Nobelpreis für Medizin an Immunforscher

Der diesjährige Nobelpreis für Medizin wird aufgeteilt, zum Einem werden Bruce A. Beutler und Jules A. Hoffmann für ihre Forschung an der angeborenen Immunität und des Weiteren Ralph M. Steinman für seine Entdeckung der Rolle der Dendriten für die adaptive Immunität mit dem Wissenschaftspreis geehrt. Diese Vergabe gab das Karolinska Institut nun bekannt. Die Forscher hätten mit ihrem Beitrag das Verständnis über die Wirkungsweise des menschlichen Immunsystems revolutioniert.

Beutler und Hoffmann haben die Rolle der so genannten Proteinrezeptoren untersucht, die „Fremdkörper“ (wie Bakterien und Viren) erkennen und eine Gegenreaktion des Körpers auslösen. Die Dendritischen Zellen, die von Steinmann untersucht wurden, sind Teil des lernfähigen Immunsystems und wirken gezielt bei einer neuen Immunisierung. Beide Forschungsgegenstände sind Teil der Wirkungsweise des Immunsystems und würden neue Forschungsansätze in der Krebs-, Viren- und Entzündungstherapie eröffnen.

Jules Hoffmann machte seine Entdeckung 1996, als er untersuchte, wie Fruchtfliegen sich gegen Krankheiten immunisieren. Auch Bruce Beutler untersuchte Fruchtfliegen um herauszufinden, welche Folgen ein septischer Schock am Körper hat. Ihre Arbeit führte zur Entdeckung neuer so genannter Toll-like Receptors, ein Auslösesystem des Immunsystems bei Eindringlingen.Steinmann entdeckte schon 1973 die Dendritischen Zellen des Immunsystems, in der Folge untersuchte er ihre Rolle bei der adaptiven Immunität. Diese Dendriten aktivieren die T-Zellen oder gar die Killerzellen, die Eindringlinge aus dem befallenen Körper entfernen.

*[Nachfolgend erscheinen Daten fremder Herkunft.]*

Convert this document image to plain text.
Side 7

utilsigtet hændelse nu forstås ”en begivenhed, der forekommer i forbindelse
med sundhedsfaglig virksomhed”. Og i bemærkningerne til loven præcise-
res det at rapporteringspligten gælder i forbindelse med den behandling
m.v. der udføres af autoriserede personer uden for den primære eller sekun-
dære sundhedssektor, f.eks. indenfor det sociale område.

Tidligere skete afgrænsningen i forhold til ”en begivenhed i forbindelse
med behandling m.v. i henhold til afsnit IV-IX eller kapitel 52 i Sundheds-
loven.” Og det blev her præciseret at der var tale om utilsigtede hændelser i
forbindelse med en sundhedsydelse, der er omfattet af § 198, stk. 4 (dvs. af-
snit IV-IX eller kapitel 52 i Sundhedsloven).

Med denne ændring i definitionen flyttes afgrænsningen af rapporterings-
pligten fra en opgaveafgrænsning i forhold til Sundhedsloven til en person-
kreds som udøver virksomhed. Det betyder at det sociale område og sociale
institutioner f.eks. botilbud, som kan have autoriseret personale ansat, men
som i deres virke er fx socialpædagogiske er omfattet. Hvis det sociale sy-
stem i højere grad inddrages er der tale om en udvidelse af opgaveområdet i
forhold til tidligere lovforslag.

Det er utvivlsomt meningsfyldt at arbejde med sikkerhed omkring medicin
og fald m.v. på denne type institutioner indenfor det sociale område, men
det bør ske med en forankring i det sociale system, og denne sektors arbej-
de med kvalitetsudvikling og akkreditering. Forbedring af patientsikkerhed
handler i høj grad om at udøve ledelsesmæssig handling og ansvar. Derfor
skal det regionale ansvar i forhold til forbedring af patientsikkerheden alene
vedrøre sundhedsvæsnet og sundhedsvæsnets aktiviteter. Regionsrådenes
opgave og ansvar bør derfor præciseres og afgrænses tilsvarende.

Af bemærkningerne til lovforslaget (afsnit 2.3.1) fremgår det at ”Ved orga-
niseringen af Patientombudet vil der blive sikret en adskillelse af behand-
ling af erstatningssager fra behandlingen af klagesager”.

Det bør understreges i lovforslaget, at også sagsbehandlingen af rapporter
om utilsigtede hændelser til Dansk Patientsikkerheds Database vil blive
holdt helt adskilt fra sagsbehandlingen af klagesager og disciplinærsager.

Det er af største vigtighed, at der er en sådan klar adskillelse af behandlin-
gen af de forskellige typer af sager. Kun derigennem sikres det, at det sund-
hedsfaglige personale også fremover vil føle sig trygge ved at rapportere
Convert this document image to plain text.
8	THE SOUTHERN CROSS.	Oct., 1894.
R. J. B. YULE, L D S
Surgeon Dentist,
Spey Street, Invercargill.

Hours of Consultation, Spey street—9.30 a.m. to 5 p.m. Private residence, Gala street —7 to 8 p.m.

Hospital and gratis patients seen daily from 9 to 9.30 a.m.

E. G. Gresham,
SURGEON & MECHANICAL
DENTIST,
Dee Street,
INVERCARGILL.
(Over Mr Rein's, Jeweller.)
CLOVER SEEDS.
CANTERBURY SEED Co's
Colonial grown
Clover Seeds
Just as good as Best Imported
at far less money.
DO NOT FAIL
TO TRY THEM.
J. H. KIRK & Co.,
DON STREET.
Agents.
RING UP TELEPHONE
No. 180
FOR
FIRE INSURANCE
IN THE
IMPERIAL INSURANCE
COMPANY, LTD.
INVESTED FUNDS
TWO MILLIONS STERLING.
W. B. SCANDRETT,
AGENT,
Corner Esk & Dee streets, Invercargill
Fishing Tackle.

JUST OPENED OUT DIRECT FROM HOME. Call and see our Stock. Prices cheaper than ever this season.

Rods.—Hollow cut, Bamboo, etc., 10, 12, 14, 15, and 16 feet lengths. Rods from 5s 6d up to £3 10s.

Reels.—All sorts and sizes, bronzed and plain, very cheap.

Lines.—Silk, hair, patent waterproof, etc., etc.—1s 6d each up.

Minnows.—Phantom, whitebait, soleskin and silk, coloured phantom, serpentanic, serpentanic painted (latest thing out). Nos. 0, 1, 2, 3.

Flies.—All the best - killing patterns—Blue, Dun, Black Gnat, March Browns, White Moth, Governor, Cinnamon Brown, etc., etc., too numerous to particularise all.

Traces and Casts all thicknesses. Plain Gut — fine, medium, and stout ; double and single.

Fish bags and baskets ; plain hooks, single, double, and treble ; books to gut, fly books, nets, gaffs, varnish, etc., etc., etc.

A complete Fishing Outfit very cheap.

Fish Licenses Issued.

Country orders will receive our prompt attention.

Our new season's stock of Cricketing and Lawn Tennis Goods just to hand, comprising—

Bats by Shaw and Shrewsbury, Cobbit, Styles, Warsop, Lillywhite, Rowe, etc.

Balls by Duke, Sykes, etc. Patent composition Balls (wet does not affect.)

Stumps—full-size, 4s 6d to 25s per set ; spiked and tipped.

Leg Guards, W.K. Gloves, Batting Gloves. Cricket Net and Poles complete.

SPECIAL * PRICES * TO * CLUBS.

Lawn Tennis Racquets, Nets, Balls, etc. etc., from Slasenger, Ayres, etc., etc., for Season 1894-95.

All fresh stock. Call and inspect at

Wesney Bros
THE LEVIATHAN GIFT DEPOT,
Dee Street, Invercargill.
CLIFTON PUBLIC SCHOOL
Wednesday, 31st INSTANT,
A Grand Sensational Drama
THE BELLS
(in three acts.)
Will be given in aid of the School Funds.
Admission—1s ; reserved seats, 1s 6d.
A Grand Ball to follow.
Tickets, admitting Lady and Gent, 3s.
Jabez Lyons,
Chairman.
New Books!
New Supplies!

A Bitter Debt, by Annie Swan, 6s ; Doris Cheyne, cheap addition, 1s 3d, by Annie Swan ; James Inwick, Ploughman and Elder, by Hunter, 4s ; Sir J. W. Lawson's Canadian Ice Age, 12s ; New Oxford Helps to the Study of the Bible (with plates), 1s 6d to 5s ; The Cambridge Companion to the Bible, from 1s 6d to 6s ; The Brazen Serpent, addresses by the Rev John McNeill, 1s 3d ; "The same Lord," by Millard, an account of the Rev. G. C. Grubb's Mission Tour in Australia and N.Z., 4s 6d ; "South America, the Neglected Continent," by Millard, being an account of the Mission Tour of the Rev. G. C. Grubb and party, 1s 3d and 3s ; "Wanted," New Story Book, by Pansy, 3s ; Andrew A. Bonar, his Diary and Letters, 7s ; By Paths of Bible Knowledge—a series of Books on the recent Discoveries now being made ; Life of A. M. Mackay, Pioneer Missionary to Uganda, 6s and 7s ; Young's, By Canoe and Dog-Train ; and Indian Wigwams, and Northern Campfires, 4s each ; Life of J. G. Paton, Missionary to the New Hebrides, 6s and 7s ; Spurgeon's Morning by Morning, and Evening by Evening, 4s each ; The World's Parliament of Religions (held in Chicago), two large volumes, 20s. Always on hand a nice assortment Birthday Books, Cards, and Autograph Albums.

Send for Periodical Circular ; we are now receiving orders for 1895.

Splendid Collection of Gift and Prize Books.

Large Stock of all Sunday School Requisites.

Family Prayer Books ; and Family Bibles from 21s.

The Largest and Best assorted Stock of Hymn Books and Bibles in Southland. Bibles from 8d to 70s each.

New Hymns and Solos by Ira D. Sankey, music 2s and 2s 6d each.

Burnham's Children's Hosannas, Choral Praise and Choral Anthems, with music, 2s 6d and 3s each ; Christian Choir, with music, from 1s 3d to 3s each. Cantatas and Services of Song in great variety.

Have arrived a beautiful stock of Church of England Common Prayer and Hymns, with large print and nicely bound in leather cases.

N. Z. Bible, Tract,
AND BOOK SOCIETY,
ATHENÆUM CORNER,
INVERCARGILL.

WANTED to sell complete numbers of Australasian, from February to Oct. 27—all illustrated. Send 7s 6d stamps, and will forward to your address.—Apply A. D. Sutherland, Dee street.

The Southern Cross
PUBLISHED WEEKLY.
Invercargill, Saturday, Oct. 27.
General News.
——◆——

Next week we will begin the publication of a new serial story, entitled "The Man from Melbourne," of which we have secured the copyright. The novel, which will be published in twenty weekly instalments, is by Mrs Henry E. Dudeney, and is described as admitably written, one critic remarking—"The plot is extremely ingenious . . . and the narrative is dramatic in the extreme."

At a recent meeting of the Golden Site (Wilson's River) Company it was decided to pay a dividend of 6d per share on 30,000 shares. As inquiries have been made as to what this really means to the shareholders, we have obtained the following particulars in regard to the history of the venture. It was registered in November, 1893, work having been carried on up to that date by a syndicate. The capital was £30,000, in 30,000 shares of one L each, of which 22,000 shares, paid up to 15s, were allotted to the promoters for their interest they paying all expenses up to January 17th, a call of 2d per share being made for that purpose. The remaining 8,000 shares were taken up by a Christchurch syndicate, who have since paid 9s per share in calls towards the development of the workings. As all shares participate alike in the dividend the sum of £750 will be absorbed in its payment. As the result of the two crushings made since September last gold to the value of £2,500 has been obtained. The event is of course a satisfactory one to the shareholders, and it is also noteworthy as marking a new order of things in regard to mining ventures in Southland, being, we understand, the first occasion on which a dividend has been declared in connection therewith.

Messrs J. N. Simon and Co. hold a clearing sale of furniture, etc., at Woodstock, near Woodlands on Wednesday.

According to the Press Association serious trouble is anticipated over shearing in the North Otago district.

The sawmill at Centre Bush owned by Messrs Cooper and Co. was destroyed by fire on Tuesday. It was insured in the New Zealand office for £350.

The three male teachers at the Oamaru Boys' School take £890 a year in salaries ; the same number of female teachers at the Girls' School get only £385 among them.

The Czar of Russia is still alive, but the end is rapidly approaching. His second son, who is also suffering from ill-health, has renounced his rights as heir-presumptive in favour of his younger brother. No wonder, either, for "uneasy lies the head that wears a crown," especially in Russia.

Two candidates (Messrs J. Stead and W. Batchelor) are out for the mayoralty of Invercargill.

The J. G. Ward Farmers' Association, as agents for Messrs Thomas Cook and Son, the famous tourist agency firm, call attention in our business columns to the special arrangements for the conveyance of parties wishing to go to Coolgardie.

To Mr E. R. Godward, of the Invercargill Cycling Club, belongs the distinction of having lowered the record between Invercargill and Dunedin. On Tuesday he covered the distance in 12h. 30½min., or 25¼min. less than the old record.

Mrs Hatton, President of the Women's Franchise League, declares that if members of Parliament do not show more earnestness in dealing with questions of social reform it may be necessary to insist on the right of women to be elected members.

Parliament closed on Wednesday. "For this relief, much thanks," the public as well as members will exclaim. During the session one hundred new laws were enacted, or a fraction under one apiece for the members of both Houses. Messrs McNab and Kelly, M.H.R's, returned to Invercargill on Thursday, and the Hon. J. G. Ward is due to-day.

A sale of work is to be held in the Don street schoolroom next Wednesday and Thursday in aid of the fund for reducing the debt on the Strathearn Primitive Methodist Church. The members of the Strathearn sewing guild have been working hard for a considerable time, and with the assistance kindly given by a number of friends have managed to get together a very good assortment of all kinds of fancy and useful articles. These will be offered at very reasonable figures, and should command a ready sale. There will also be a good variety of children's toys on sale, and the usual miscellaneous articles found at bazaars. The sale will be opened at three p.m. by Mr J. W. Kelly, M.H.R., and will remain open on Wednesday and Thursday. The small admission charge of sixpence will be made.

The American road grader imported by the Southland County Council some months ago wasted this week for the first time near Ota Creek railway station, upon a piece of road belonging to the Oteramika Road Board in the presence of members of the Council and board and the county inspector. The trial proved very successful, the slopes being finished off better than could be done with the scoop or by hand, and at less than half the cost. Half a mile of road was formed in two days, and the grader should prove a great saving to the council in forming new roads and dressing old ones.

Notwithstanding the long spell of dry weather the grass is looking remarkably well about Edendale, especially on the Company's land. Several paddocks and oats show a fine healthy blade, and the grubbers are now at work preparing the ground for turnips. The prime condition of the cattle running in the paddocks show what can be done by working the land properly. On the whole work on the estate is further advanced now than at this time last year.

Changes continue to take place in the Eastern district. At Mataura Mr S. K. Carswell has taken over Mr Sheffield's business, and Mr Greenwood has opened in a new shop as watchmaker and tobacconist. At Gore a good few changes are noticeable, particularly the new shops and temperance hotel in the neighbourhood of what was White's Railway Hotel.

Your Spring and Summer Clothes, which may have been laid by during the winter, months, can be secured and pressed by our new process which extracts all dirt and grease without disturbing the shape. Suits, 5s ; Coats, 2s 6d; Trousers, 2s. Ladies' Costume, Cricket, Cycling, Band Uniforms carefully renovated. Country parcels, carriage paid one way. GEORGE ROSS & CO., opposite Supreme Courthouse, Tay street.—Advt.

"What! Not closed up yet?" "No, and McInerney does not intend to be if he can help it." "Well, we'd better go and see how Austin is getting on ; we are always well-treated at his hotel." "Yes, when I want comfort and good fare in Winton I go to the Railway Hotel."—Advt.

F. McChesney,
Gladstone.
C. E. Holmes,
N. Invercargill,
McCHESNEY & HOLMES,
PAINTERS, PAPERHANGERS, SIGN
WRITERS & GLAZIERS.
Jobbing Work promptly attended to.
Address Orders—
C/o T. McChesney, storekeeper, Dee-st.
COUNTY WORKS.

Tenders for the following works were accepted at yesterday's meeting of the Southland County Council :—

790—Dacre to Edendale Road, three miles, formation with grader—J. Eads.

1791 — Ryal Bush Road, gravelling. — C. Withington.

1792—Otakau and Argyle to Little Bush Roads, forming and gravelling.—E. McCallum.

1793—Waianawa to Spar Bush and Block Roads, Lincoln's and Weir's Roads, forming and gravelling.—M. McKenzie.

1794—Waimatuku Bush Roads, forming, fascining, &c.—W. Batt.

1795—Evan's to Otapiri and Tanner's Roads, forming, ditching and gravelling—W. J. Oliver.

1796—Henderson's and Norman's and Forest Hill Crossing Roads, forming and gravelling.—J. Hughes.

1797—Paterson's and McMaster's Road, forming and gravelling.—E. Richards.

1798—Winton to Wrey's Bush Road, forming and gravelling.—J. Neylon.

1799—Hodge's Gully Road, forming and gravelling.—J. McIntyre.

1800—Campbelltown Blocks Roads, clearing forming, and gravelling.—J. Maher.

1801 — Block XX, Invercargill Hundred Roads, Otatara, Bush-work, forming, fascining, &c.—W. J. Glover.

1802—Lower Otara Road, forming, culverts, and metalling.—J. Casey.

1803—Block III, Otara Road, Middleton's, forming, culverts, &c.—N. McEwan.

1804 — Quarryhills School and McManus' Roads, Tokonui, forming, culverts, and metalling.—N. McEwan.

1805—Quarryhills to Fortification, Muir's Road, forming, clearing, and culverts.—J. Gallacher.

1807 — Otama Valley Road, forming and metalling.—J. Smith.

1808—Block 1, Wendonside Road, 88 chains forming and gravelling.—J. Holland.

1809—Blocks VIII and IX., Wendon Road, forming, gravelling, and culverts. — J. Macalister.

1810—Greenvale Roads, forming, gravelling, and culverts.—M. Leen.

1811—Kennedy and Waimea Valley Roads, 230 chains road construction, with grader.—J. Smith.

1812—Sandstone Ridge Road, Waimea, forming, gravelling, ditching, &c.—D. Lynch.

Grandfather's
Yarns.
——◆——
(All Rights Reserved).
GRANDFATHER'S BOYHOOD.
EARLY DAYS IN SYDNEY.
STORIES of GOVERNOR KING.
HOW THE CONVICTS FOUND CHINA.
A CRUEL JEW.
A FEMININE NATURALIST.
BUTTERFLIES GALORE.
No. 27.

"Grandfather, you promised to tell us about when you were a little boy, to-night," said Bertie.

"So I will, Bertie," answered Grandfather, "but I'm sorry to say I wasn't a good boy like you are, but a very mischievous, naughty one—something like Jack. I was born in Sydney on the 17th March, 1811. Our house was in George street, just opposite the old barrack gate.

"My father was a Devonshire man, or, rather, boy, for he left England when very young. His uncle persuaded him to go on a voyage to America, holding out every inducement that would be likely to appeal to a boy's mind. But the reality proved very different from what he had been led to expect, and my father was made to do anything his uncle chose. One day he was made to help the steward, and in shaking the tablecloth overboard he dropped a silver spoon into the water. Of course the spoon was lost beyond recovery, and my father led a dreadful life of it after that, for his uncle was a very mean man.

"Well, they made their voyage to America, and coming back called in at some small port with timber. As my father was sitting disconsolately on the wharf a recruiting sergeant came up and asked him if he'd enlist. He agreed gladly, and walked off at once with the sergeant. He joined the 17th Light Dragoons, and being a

Beutler ist ein 54 jähriger US-Professor, der derzeit an der Universität La Jolla forscht und lehrt. Hoffmann hingegen kommt aus Luxemburg, der 70 jährige Forscher lehrte in Marburg und Strassburg und war dort Leiter des Instituts für Molekularzellbiologie. Der 68 jährige Steinmann kommt aus Kanada und lehrte an der Rockefeller Universität in New York.